Vermont Legalizes Gay Marriage by Landslide Vote

MONTPELIER, Vt. – The roll call came to the end and Jeff Young, a gardener and freshman Democrat, switched his vote.

His simple “yes” tipped the balance today in the state House of Representatives, making Vermont the fourth state in the country to legalize marriage between same-sex couples.

Young’s move ensured that lawmakers had 100 votes – the minimum needed in the heavily Democratic 150-member legislature to override Monday’s veto by Governor Jim Douglas. The House’s 100-49 vote came about an hour after the state Senate voted 23-5 to override the Republican governor. The new law takes effect on Sept. 1.
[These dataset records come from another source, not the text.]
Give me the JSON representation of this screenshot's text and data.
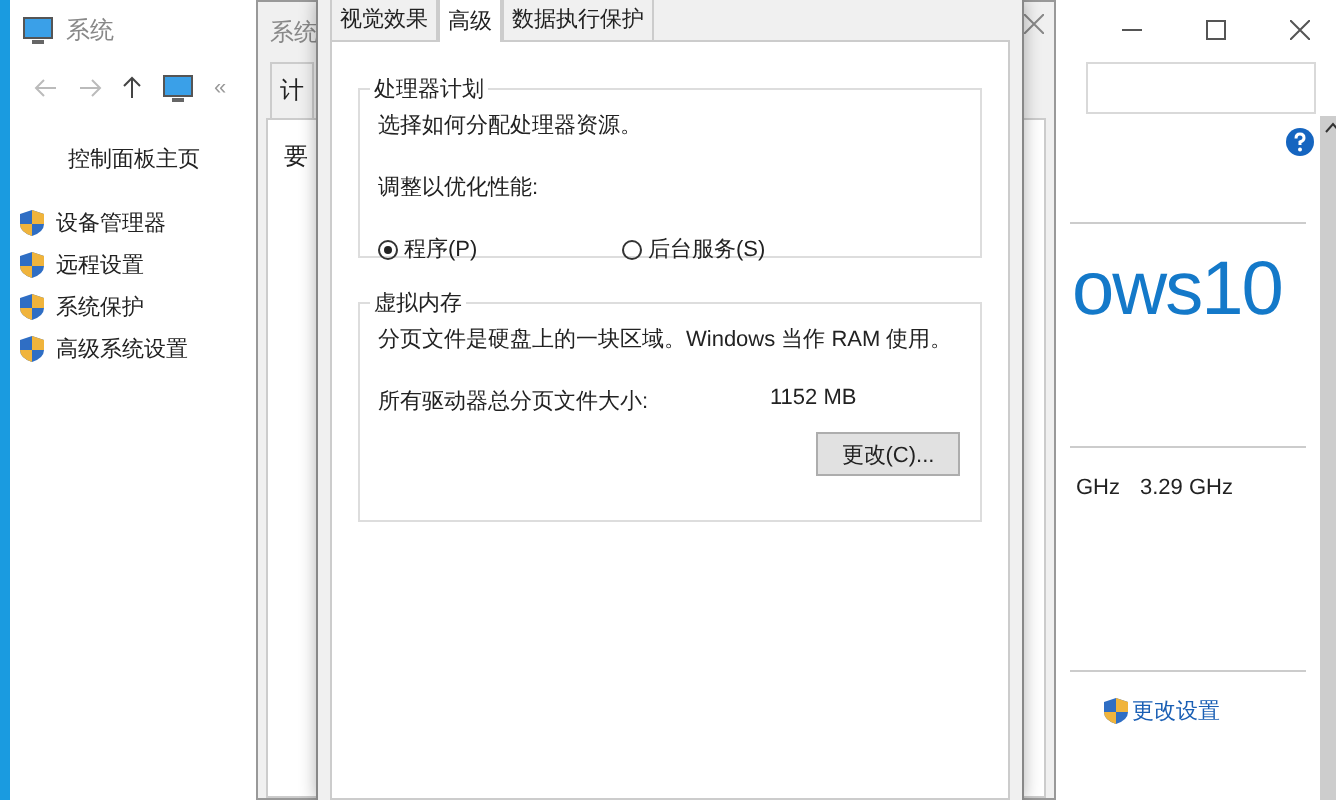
{
  "back_window": {
    "title": "系统",
    "address_marker": "«",
    "sidebar": {
      "home": "控制面板主页",
      "items": [
        {
          "label": "设备管理器"
        },
        {
          "label": "远程设置"
        },
        {
          "label": "系统保护"
        },
        {
          "label": "高级系统设置"
        }
      ]
    },
    "logo_text": "ows10",
    "processor_speed": [
      "GHz",
      "3.29 GHz"
    ],
    "change_settings": "更改设置"
  },
  "middle_window": {
    "title": "系统",
    "tab": "计",
    "heading": "要"
  },
  "dialog": {
    "tabs": [
      {
        "label": "视觉效果",
        "selected": false
      },
      {
        "label": "高级",
        "selected": true
      },
      {
        "label": "数据执行保护",
        "selected": false
      }
    ],
    "processor_group": {
      "legend": "处理器计划",
      "description": "选择如何分配处理器资源。",
      "adjust_label": "调整以优化性能:",
      "options": [
        {
          "label": "程序(P)",
          "selected": true
        },
        {
          "label": "后台服务(S)",
          "selected": false
        }
      ]
    },
    "memory_group": {
      "legend": "虚拟内存",
      "description": "分页文件是硬盘上的一块区域。Windows 当作 RAM 使用。",
      "size_label": "所有驱动器总分页文件大小:",
      "size_value": "1152 MB",
      "change_button": "更改(C)..."
    }
  }
}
The final vote sparked loud cheers in the packed chambers of the State House.

“I’m thrilled, and I’m proud of Vermont, for what we did, and how we conducted this conversation,” said Beth Robinson, chair of the Vermont Freedom To Marry Task Force, which lobbied lawmakers for years for such a law.

Vermont, which became the first state to legalize civil unions for same-sex couples in 2000, now joins Massachusetts, Connecticut, and Iowa in allowing gays and lesbians the right to marry. But the courts changed the laws in those states.
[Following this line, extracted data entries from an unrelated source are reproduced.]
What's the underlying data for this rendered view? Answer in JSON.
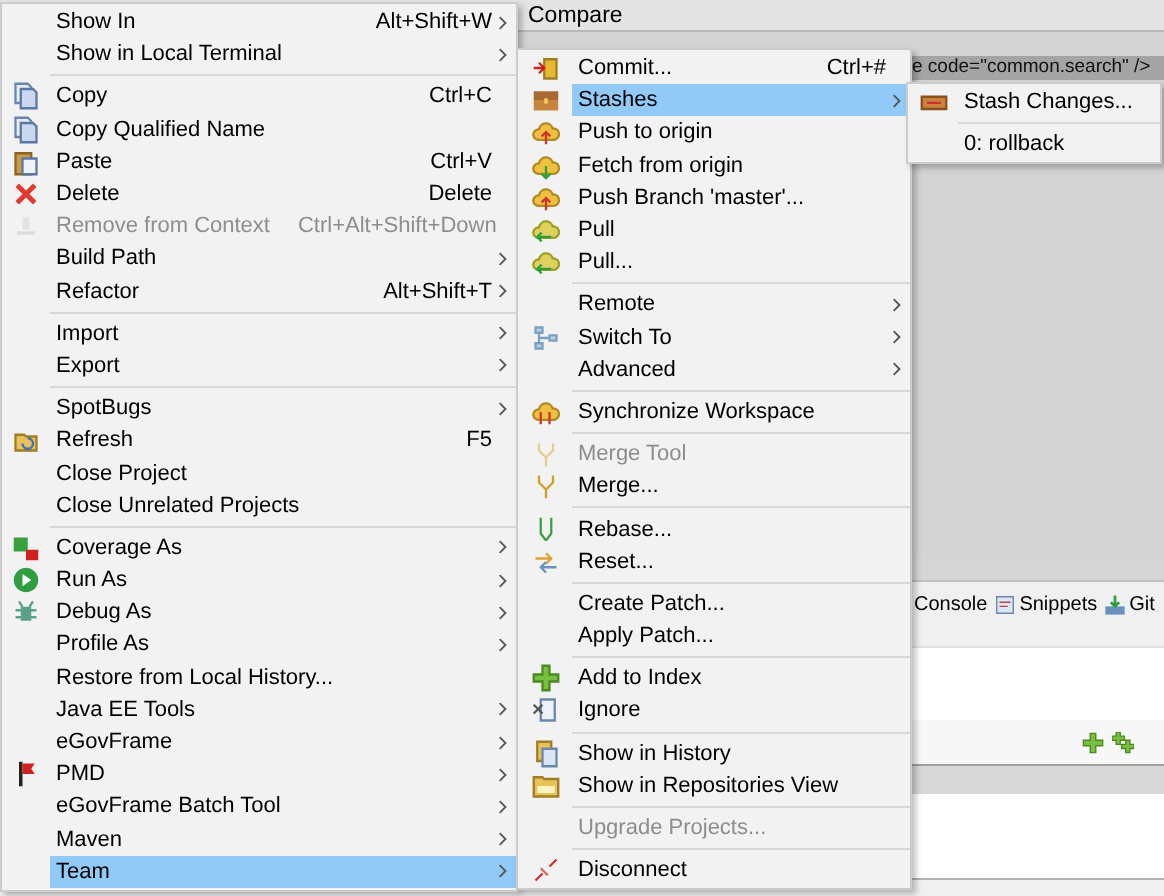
{
  "title_bar": {
    "label": "Compare"
  },
  "editor": {
    "code_line": "e code=\"common.search\" />"
  },
  "view_tabs": [
    {
      "label": "Console"
    },
    {
      "label": "Snippets"
    },
    {
      "label": "Git"
    }
  ],
  "context_menu": {
    "items": [
      {
        "kind": "item",
        "label": "Show In",
        "shortcut": "Alt+Shift+W",
        "submenu": true,
        "disabled": false,
        "selected": false
      },
      {
        "kind": "item",
        "label": "Show in Local Terminal",
        "submenu": true,
        "disabled": false,
        "selected": false
      },
      {
        "kind": "separator"
      },
      {
        "kind": "item",
        "label": "Copy",
        "shortcut": "Ctrl+C",
        "submenu": false,
        "disabled": false,
        "selected": false
      },
      {
        "kind": "item",
        "label": "Copy Qualified Name",
        "submenu": false,
        "disabled": false,
        "selected": false
      },
      {
        "kind": "item",
        "label": "Paste",
        "shortcut": "Ctrl+V",
        "submenu": false,
        "disabled": false,
        "selected": false
      },
      {
        "kind": "item",
        "label": "Delete",
        "shortcut": "Delete",
        "submenu": false,
        "disabled": false,
        "selected": false
      },
      {
        "kind": "item",
        "label": "Remove from Context",
        "shortcut": "Ctrl+Alt+Shift+Down",
        "submenu": false,
        "disabled": true,
        "selected": false
      },
      {
        "kind": "item",
        "label": "Build Path",
        "submenu": true,
        "disabled": false,
        "selected": false
      },
      {
        "kind": "item",
        "label": "Refactor",
        "shortcut": "Alt+Shift+T",
        "submenu": true,
        "disabled": false,
        "selected": false
      },
      {
        "kind": "separator"
      },
      {
        "kind": "item",
        "label": "Import",
        "submenu": true,
        "disabled": false,
        "selected": false
      },
      {
        "kind": "item",
        "label": "Export",
        "submenu": true,
        "disabled": false,
        "selected": false
      },
      {
        "kind": "separator"
      },
      {
        "kind": "item",
        "label": "SpotBugs",
        "submenu": true,
        "disabled": false,
        "selected": false
      },
      {
        "kind": "item",
        "label": "Refresh",
        "shortcut": "F5",
        "submenu": false,
        "disabled": false,
        "selected": false
      },
      {
        "kind": "item",
        "label": "Close Project",
        "submenu": false,
        "disabled": false,
        "selected": false
      },
      {
        "kind": "item",
        "label": "Close Unrelated Projects",
        "submenu": false,
        "disabled": false,
        "selected": false
      },
      {
        "kind": "separator"
      },
      {
        "kind": "item",
        "label": "Coverage As",
        "submenu": true,
        "disabled": false,
        "selected": false
      },
      {
        "kind": "item",
        "label": "Run As",
        "submenu": true,
        "disabled": false,
        "selected": false
      },
      {
        "kind": "item",
        "label": "Debug As",
        "submenu": true,
        "disabled": false,
        "selected": false
      },
      {
        "kind": "item",
        "label": "Profile As",
        "submenu": true,
        "disabled": false,
        "selected": false
      },
      {
        "kind": "item",
        "label": "Restore from Local History...",
        "submenu": false,
        "disabled": false,
        "selected": false
      },
      {
        "kind": "item",
        "label": "Java EE Tools",
        "submenu": true,
        "disabled": false,
        "selected": false
      },
      {
        "kind": "item",
        "label": "eGovFrame",
        "submenu": true,
        "disabled": false,
        "selected": false
      },
      {
        "kind": "item",
        "label": "PMD",
        "submenu": true,
        "disabled": false,
        "selected": false
      },
      {
        "kind": "item",
        "label": "eGovFrame Batch Tool",
        "submenu": true,
        "disabled": false,
        "selected": false
      },
      {
        "kind": "item",
        "label": "Maven",
        "submenu": true,
        "disabled": false,
        "selected": false
      },
      {
        "kind": "item",
        "label": "Team",
        "submenu": true,
        "disabled": false,
        "selected": true
      }
    ]
  },
  "team_menu": {
    "items": [
      {
        "kind": "item",
        "label": "Commit...",
        "shortcut": "Ctrl+#",
        "submenu": false,
        "disabled": false,
        "selected": false
      },
      {
        "kind": "item",
        "label": "Stashes",
        "submenu": true,
        "disabled": false,
        "selected": true
      },
      {
        "kind": "item",
        "label": "Push to origin",
        "submenu": false,
        "disabled": false,
        "selected": false
      },
      {
        "kind": "item",
        "label": "Fetch from origin",
        "submenu": false,
        "disabled": false,
        "selected": false
      },
      {
        "kind": "item",
        "label": "Push Branch 'master'...",
        "submenu": false,
        "disabled": false,
        "selected": false
      },
      {
        "kind": "item",
        "label": "Pull",
        "submenu": false,
        "disabled": false,
        "selected": false
      },
      {
        "kind": "item",
        "label": "Pull...",
        "submenu": false,
        "disabled": false,
        "selected": false
      },
      {
        "kind": "separator"
      },
      {
        "kind": "item",
        "label": "Remote",
        "submenu": true,
        "disabled": false,
        "selected": false
      },
      {
        "kind": "item",
        "label": "Switch To",
        "submenu": true,
        "disabled": false,
        "selected": false
      },
      {
        "kind": "item",
        "label": "Advanced",
        "submenu": true,
        "disabled": false,
        "selected": false
      },
      {
        "kind": "separator"
      },
      {
        "kind": "item",
        "label": "Synchronize Workspace",
        "submenu": false,
        "disabled": false,
        "selected": false
      },
      {
        "kind": "separator"
      },
      {
        "kind": "item",
        "label": "Merge Tool",
        "submenu": false,
        "disabled": true,
        "selected": false
      },
      {
        "kind": "item",
        "label": "Merge...",
        "submenu": false,
        "disabled": false,
        "selected": false
      },
      {
        "kind": "separator"
      },
      {
        "kind": "item",
        "label": "Rebase...",
        "submenu": false,
        "disabled": false,
        "selected": false
      },
      {
        "kind": "item",
        "label": "Reset...",
        "submenu": false,
        "disabled": false,
        "selected": false
      },
      {
        "kind": "separator"
      },
      {
        "kind": "item",
        "label": "Create Patch...",
        "submenu": false,
        "disabled": false,
        "selected": false
      },
      {
        "kind": "item",
        "label": "Apply Patch...",
        "submenu": false,
        "disabled": false,
        "selected": false
      },
      {
        "kind": "separator"
      },
      {
        "kind": "item",
        "label": "Add to Index",
        "submenu": false,
        "disabled": false,
        "selected": false
      },
      {
        "kind": "item",
        "label": "Ignore",
        "submenu": false,
        "disabled": false,
        "selected": false
      },
      {
        "kind": "separator"
      },
      {
        "kind": "item",
        "label": "Show in History",
        "submenu": false,
        "disabled": false,
        "selected": false
      },
      {
        "kind": "item",
        "label": "Show in Repositories View",
        "submenu": false,
        "disabled": false,
        "selected": false
      },
      {
        "kind": "separator"
      },
      {
        "kind": "item",
        "label": "Upgrade Projects...",
        "submenu": false,
        "disabled": true,
        "selected": false
      },
      {
        "kind": "separator"
      },
      {
        "kind": "item",
        "label": "Disconnect",
        "submenu": false,
        "disabled": false,
        "selected": false
      }
    ]
  },
  "stashes_menu": {
    "items": [
      {
        "kind": "item",
        "label": "Stash Changes...",
        "submenu": false,
        "disabled": false,
        "selected": false
      },
      {
        "kind": "separator"
      },
      {
        "kind": "item",
        "label": "0: rollback",
        "submenu": false,
        "disabled": false,
        "selected": false
      }
    ]
  }
}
Representative Joseph Krawczyk, a Republican from Bennington who voted against the override, said he hopes the new law inspires residents to vote out many of those who supported it. A majority of new lawmakers could vote to repeal the law, unlike in those states where courts changed the law.
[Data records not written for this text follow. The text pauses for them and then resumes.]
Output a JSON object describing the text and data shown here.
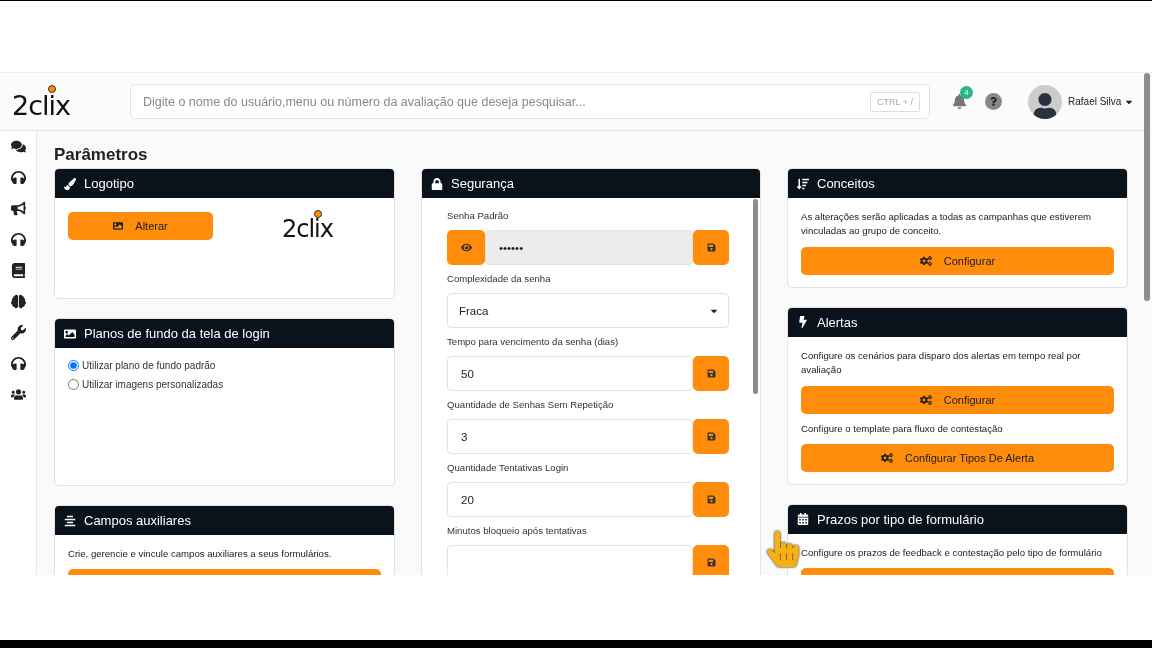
{
  "header": {
    "logo": "2clix",
    "search": {
      "placeholder": "Digite o nome do usuário,menu ou número da avaliação que deseja pesquisar...",
      "shortcut": "CTRL + /"
    },
    "notifications": {
      "count": "4"
    },
    "user": {
      "name": "Rafael Silva"
    }
  },
  "page_title": "Parâmetros",
  "columns": [
    [
      {
        "title": "Logotipo",
        "items": [
          {
            "kind": "button_logo",
            "button": "Alterar",
            "logo": "2clix"
          }
        ]
      },
      {
        "title": "Planos de fundo da tela de login",
        "items": [
          {
            "kind": "radio",
            "label": "Utilizar plano de fundo padrão",
            "selected": true
          },
          {
            "kind": "radio",
            "label": "Utilizar imagens personalizadas",
            "selected": false
          }
        ]
      },
      {
        "title": "Campos auxiliares",
        "items": [
          {
            "kind": "text",
            "text": "Crie, gerencie e vincule campos auxiliares a seus formulários."
          },
          {
            "kind": "button"
          }
        ]
      }
    ],
    [
      {
        "title": "Segurança",
        "items": [
          {
            "kind": "password",
            "label": "Senha Padrão",
            "value": "••••••"
          },
          {
            "kind": "select",
            "label": "Complexidade da senha",
            "value": "Fraca"
          },
          {
            "kind": "input",
            "label": "Tempo para vencimento da senha (dias)",
            "value": "50"
          },
          {
            "kind": "input",
            "label": "Quantidade de Senhas Sem Repetição",
            "value": "3"
          },
          {
            "kind": "input",
            "label": "Quantidade Tentativas Login",
            "value": "20"
          },
          {
            "kind": "input",
            "label": "Minutos bloqueio após tentativas"
          }
        ]
      }
    ],
    [
      {
        "title": "Conceitos",
        "items": [
          {
            "kind": "text",
            "text": "As alterações serão aplicadas a todas as campanhas que estiverem vinculadas ao grupo de conceito."
          },
          {
            "kind": "button",
            "label": "Configurar"
          }
        ]
      },
      {
        "title": "Alertas",
        "items": [
          {
            "kind": "text",
            "text": "Configure os cenários para disparo dos alertas em tempo real por avaliação"
          },
          {
            "kind": "button",
            "label": "Configurar"
          },
          {
            "kind": "text",
            "text": "Configure o template para fluxo de contestação"
          },
          {
            "kind": "button",
            "label": "Configurar Tipos De Alerta"
          }
        ]
      },
      {
        "title": "Prazos por tipo de formulário",
        "items": [
          {
            "kind": "text",
            "text": "Configure os prazos de feedback e contestação pelo tipo de formulário"
          },
          {
            "kind": "button"
          }
        ]
      }
    ]
  ]
}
“They’re going to have to live with the consequences,” he said. “This does not reflect the true values of Vermonters. It does not reflect my values nor does it reflect those of my constituents.”

A random sampling of citizens found some ambivalence about the development.

Donna Gaulin, 37, of Brookfield, said she hopes the new law would be a boom to Vermont’s economy. ‘‘If more people are going to come here to get married, that could bring a lot of money to the state,’’ she said. ‘‘Anything that would improve our economy is a good thing. We don’t judge people.’’

David Goldstein, 43, of Montpelier, who is unemployed, said he would have preferred that the Legislature focused more on the economy. ‘‘I don’t have a problem with this, but there are a lot of other priorities,’’ he said.

Leslie Haines, 65, of Worcester, Vt., called the Legislature’s vote, ‘‘very positive. I believe equal opportunity is everyone’s right. I think we realize that with this vote,’’ she said.

In an interview in his office, House Speaker Shap Smith said he was confident he had the votes before the roll call. He denied applying pressure or offering incentives to persuade several lawmakers to reverse themselves from last week’s vote, in which only 95 of them supported the same-sex marriage bill.

In the past week, Young said he had received about 3,000 e-mails and hundreds of calls from people trying to win his support. He described his initial vote against same-sex marriage as a “gut decision,” because he thought the bill “wasn’t family friendly.”

But when he realized how much his vote -- which was among the last -- would count, he said he thought, “Maybe this was the time to step to the plate.”

Democrats here control 102 of the 150 seats in the House and 23 of the Senate’s 30 seats. The vote passed in the House with help of six Republicans.

Senator Bill Doyle, a Republican from Washington County who supported the same-sex marriage bill, in the end voted against it.

“I didn’t want to override my governor,” he said. “But I think it’s good that this is over. Now we can go on to other issues.”

The campaign to legalize marriage for same-sex couples was jump-started in Massachusetts, where the Supreme Judicial Court ruled in 2004 that it was necessary to fulfill the equal-protection clause in the state constitution. A similar judicial decision followed last year in Connecticut. Iowa’s Supreme Court legalized same-sex marriage last week.

In Vermont today, Bill Lippert, an openly gay Democrat who serves as the chairman of the House Judiciary Committee, said he was “deeply touched” by the vote.

“This will have a profound effect on gay and lesbian Vermonters, and our family and friends,” he said. “But this is really a triumph of people who care about our well being.”